The Perils of Penny Stocks
By Kathy Kristof
Paul Allen understands all too well the pitfalls of purchasing penny stocks. Last spring, Allen, a 65-year-old retiree from Boston, invested in Vapor Hub International (symbol VHUB) after receiving a flood of e-mails suggesting that shares of the e-cigarette company were about to take off. He quickly lost 80% of his investment.
Allen won’t be the last investor to suffer such a fate. The possibility that a stock will soar from a few pennies a share to a few dollars, or more, is too tempting to ignore, even if the potential for fraud is great.
Consider how investors got sucked into a company called Cynk Technology (CYNK). Cynk, which had no revenues and just one employee, briefly enjoyed a market value of more than $6 billion, thanks to a promotional blitz that started in June and sent the shares soaring from 6 cents to nearly $22 in just a few weeks. The Securities and Exchange Commission ended the party by suspending trading in the stock on July 11. When the SEC lifted the suspension on July 25, the stock sank 96% in two days.
Encouraged by a bull market and the exorbitant prices companies are paying to buy start-ups, more and more people are hoping to make a killing with penny stocks. According to OTC Markets Group, where many tiny companies trade, some $26 billion in penny stock shares changed hands in 2013, up 46% from the previous year’s volume.
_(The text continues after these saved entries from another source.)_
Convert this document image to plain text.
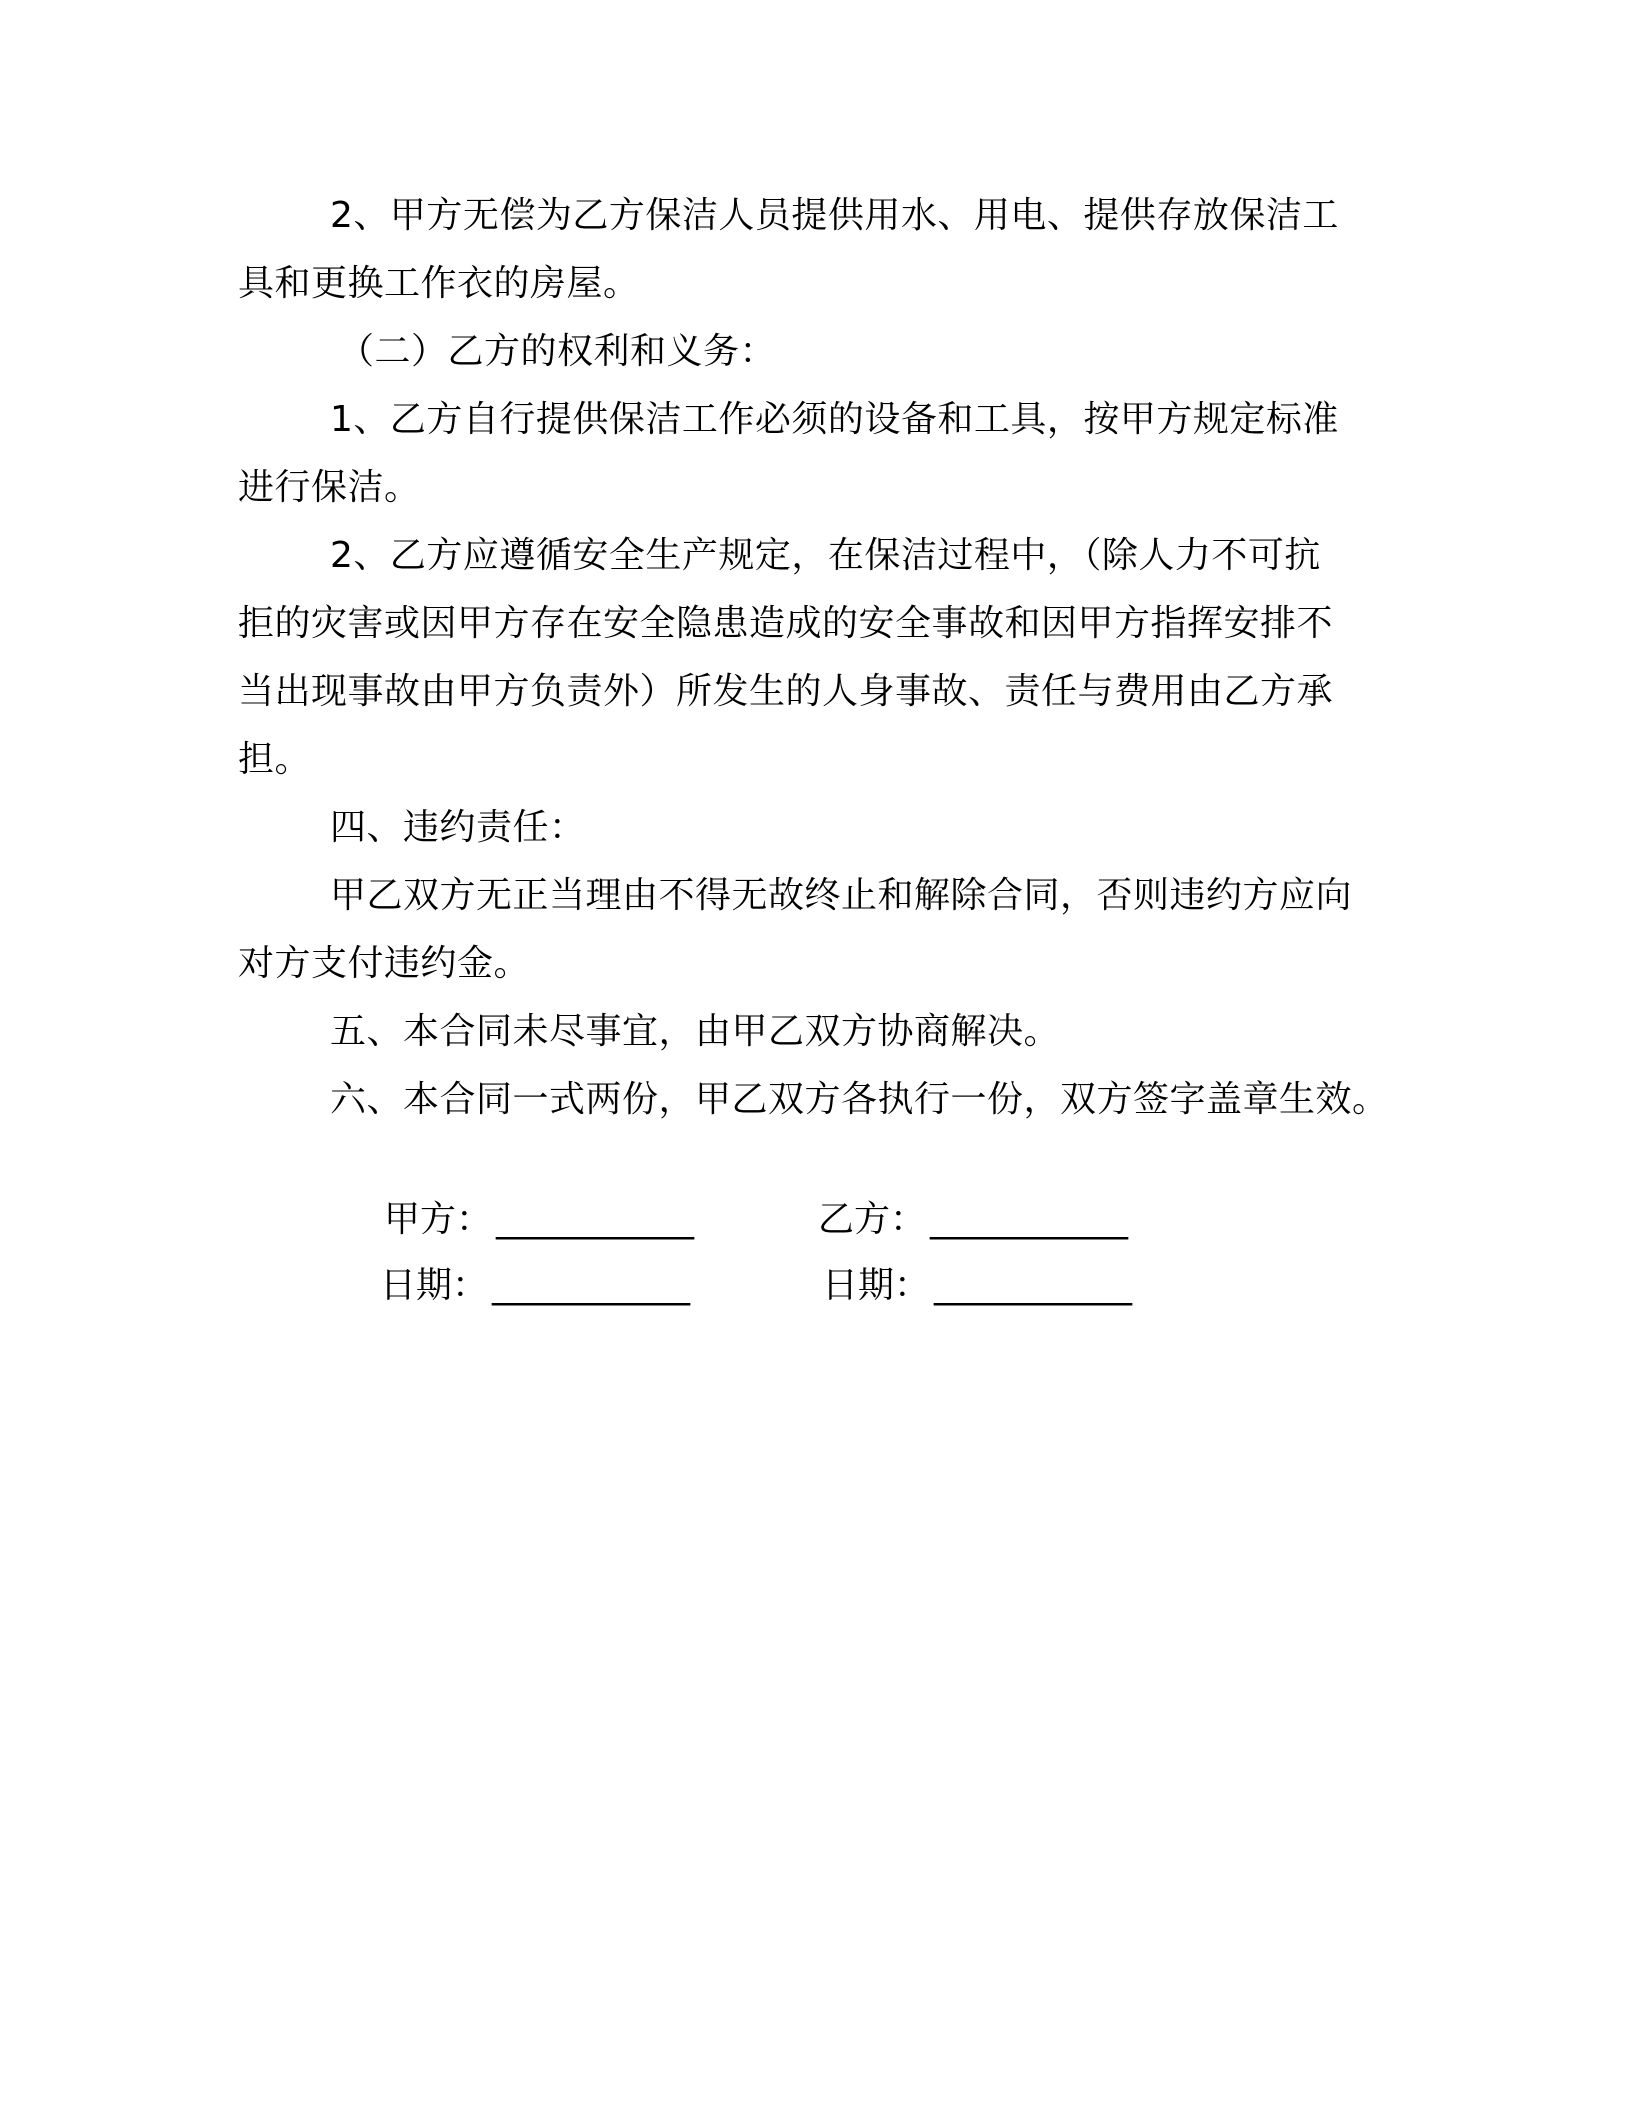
2、甲方无偿为乙方保洁人员提供用水、用电、提供存放保洁工
具和更换工作衣的房屋。
（二）乙方的权利和义务：
1、乙方自行提供保洁工作必须的设备和工具，按甲方规定标准
进行保洁。
2、乙方应遵循安全生产规定，在保洁过程中，（除人力不可抗
拒的灾害或因甲方存在安全隐患造成的安全事故和因甲方指挥安排不
当出现事故由甲方负责外）所发生的人身事故、责任与费用由乙方承
担。
四、违约责任：
甲乙双方无正当理由不得无故终止和解除合同，否则违约方应向
对方支付违约金。
五、本合同未尽事宜，由甲乙双方协商解决。
六、本合同一式两份，甲乙双方各执行一份，双方签字盖章生效。
甲方： ___________	乙方： ___________
日期： ___________	日期： ___________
The apparent manipulation of Vapor Hub’s stock was typical. Vapor Hub operates two retail shops in the Los Angeles suburbs where you can try different e-cigarette flavors. According to its March 31 financial statements, the company lost $6,048 in its first nine months of operation. And its survival depends on its ability to raise more capital—a prospect so uncertain the firm said its ability to stay in business was in doubt.
But in April, two newsletters, Analysts Review and Investor-Edge, received $65,000 to promote Vapor Hub and began sending out rapid-fire e-mails about their top pick in the e-cigarette sector. The shares doubled in a matter of days, convincing Allen he needed to act fast. The stock, which hit 87 cents in early April, closed at 11 cents on July 31.
Fraud risk. The SEC, which defines penny stocks as those that trade for less than $5 per share, says this market is unusually vulnerable to fraud for a variety of reasons: Few seasoned analysts follow penny stocks, financial information is scarce, and many supposedly unbiased reports are actually written by paid promoters. The SEC doesn’t list enforcement actions based on market capitalization, but the agency has shut down hundreds of suspicious stocks in the past year.
Of course, plenty of legitimate outfits with tiny share prices—so-called micro caps—eventually grow into bigger concerns and reward shareholders. On average, about 50 firms graduate to larger exchanges each year, says Cromwell Coulson, CEO of OTC Markets Group. He says his exchange tries to curb fraud by making financial information more readily available and by adding a skull-and-crossbones warning to a company’s listing when the exchange learns that the stock is the subject of an e-mail campaign.
But the warnings often come too late for individual investors such as Allen. The best way to avoid penny stock scams is to do independent research, says Ken Springer, a former FBI agent who conducts investigations for institutional investors.
Start by visiting the SEC’s Web site. Look at a company’s 10-K annual report, 10-Q quarterly reports and Form 8-K filings, in which companies report “material” events. Checking out promoters can be tougher, but some telltale signs are readily available. For example, disclosures on the Web sites of Investor-Edge and Analysts Review revealed that they had received payments from Vapor Hub. Says Allen: “I’ve been torturing myself over this. It’s not that I didn’t know the right questions to ask. It’s that I invested before I asked the questions.”